La populace se rua, plus d’une fois, sur les maisons des Méthodistes et les mit à sac. Dans une localité rurale, l’un des marguilliers de l’Église chassa le prédicateur et ses amis de la paroisse. Les registres de l’Église portent encore la note des dépenses faites à l’auberge par ces étranges défenseurs de l’Église, « pour chasser les Méthodistes ». Ailleurs encore, le pasteur anglican, accompagné d’un tambour, se mettait à la tête des tapageurs pour interrompre le culte des Méthodistes.

En présence d’un épiscopat anglican peu sympathique et souvent hostile au Méthodisme, Wesley n’eut pas pu se soumettre, ce qui eût signifié se démettre de la vocation divine qu’il sentait toujours plus urgente. Le malheur à moi si je n’évangélise ! tenaillait sa conscience. Obéir à des évêques étrangers eux-mêmes à ce noble tourment, et s’enterrer dans une paroisse, il ne le pouvait ni ne le devait, et c’est alors que naquit, au hasard d’une lettre à un ami, cette devise, dans laquelle la postérité a vu le mot d’ordre de sa vie et de son ministère : Le monde est ma paroisse !

« Si vous me demandez, écrivait-il à cet ami du nom d’Edmonds (juin 1739), d’après quel principe j’agis, je vous réponds : Je désire être un chrétien… C’est pour obéir à ce principe que je suis allé en Amérique et que j’ai visité l’Église morave, et je suis prêt, toujours pour être fidèle à Dieu, d’aller en Abyssinie, en Chine, ou partout ailleurs où il plaira à Dieu de m’envoyer.

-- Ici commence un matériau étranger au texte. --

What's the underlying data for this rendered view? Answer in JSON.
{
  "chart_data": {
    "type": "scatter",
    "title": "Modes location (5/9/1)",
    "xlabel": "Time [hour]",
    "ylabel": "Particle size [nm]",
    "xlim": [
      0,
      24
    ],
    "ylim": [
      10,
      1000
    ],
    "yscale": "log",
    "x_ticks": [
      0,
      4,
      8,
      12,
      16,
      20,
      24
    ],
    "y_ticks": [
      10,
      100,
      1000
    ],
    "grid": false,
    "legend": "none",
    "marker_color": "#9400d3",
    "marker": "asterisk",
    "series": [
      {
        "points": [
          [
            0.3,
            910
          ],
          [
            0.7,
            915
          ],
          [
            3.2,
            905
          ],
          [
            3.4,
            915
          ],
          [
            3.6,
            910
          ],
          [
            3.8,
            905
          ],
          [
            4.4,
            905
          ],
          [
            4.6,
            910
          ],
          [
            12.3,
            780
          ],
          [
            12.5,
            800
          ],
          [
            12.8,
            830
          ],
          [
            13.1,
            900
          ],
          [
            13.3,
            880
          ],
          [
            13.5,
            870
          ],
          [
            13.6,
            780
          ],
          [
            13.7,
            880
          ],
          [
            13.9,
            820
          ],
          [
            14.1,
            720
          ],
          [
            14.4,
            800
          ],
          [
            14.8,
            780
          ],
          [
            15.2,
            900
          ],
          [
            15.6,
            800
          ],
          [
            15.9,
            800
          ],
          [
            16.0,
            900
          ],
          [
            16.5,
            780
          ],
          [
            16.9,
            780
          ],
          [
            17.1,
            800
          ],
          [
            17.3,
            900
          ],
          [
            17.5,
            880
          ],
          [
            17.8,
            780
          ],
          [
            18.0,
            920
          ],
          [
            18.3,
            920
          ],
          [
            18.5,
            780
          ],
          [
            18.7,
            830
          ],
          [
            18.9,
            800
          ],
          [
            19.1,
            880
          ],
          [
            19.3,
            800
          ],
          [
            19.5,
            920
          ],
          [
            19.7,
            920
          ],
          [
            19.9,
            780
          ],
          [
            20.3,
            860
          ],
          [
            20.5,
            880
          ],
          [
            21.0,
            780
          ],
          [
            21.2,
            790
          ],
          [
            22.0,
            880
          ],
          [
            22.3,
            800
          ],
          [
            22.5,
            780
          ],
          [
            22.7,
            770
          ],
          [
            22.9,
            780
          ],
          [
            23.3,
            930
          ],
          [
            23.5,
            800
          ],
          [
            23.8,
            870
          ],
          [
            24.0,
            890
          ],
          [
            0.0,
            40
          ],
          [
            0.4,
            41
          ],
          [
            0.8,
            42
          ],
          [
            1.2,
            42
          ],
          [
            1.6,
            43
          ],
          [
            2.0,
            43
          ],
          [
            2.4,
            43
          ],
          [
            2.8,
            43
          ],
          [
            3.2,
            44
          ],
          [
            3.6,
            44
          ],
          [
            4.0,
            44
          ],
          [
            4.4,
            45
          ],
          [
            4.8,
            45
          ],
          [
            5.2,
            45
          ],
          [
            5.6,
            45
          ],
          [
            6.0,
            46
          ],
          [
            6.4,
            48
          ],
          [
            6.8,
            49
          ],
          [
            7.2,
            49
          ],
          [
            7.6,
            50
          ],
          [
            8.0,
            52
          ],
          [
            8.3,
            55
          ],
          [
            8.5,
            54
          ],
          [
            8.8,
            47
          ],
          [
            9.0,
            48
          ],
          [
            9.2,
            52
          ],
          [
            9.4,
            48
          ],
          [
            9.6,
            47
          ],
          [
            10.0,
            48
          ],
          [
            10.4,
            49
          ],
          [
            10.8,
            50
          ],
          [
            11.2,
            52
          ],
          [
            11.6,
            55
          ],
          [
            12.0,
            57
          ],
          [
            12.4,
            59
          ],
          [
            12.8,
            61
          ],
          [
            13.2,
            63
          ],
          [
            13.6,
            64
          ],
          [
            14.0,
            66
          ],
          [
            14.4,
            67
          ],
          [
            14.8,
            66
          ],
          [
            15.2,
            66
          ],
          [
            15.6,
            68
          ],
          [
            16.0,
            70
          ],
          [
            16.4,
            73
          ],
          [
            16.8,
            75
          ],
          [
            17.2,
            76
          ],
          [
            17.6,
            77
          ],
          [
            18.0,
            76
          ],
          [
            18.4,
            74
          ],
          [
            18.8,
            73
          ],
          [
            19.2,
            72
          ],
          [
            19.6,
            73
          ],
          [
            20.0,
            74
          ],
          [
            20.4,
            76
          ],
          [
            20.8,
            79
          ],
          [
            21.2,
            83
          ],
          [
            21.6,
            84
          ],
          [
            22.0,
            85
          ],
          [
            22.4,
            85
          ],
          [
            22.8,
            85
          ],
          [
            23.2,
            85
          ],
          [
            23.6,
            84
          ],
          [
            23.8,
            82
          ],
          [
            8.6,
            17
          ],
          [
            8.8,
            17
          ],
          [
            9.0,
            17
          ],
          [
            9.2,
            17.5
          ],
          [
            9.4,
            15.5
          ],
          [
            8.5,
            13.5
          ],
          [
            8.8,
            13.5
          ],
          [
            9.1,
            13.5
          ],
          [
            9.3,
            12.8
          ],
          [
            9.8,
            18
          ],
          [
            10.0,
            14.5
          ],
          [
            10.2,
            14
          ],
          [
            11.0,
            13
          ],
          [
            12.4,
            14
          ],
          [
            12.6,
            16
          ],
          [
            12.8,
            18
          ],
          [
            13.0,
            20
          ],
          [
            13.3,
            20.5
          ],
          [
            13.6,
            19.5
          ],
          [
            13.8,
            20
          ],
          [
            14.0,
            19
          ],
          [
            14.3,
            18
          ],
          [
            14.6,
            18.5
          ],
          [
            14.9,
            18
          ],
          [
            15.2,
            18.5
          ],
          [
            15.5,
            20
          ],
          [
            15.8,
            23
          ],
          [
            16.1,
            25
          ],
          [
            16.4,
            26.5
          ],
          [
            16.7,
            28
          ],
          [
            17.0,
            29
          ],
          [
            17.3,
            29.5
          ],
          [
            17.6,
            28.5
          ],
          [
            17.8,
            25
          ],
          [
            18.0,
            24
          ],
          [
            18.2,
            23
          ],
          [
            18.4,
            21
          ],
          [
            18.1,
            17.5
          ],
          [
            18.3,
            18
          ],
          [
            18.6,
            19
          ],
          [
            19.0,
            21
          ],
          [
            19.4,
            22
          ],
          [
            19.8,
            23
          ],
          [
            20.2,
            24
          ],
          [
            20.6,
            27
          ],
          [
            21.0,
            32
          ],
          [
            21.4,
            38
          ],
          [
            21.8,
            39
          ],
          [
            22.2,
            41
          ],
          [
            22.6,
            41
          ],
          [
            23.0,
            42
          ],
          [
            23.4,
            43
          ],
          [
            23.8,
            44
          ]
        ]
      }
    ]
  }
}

Jugez vous-même s’il est juste d’obéir à l’homme plutôt qu’à Dieu ? Je considère le monde entier comme ma paroisse, c’est-à-dire qu’en quelque endroit du monde que je me trouve, je crois que c’est mon droit et mon devoir stricts d’annoncer la Bonne Nouvelle du salut à tous ceux qui veulent m’entendre. »

L’opposition du clergé eut un résultat auquel il ne s’attendait guère, celui de contraindre le Méthodisme à se créer les institutions qui allaient assurer sa durée. Le génie organisateur de John Wesley y eut une grande part, mais l’opposition des évêques et des ministres en fit une nécessité.

Chassés des églises, quels pouvaient être les refuges des Wesley et de George Whitefield ? Pendant l’année 1739, quatre ministres de Londres et quatre de la province seulement consentirent à laisser prêcher Wesley dans leurs chaires. La Parole de Dieu pouvait-elle être liée ? Non, non ! Si les églises dépendent des évêques, les champs et les places publiques sont au Seigneur. Comme nous allons le voir, Whitefield inaugura ce mode d’évangélisation à Kingswood, à Bristol et à Londres ; Wesley, après quelques hésitations, suivit son exemple. Dès lors, le champ principal d’activité des Méthodistes était trouvé, et leur prédication, transportée en plein air, devait gagner, en puissance, ce qu’elle perdrait en solennité.

Deux autres conditions furent imposées par la force des choses au réveil naissant. La première fut l’itinérance des prédicateurs, et la seconde fut la prédication laïque. On peut affirmer que, sans ces trois innovations, le réveil ne se serait pas produit, ou du moins il eût avorté misérablement.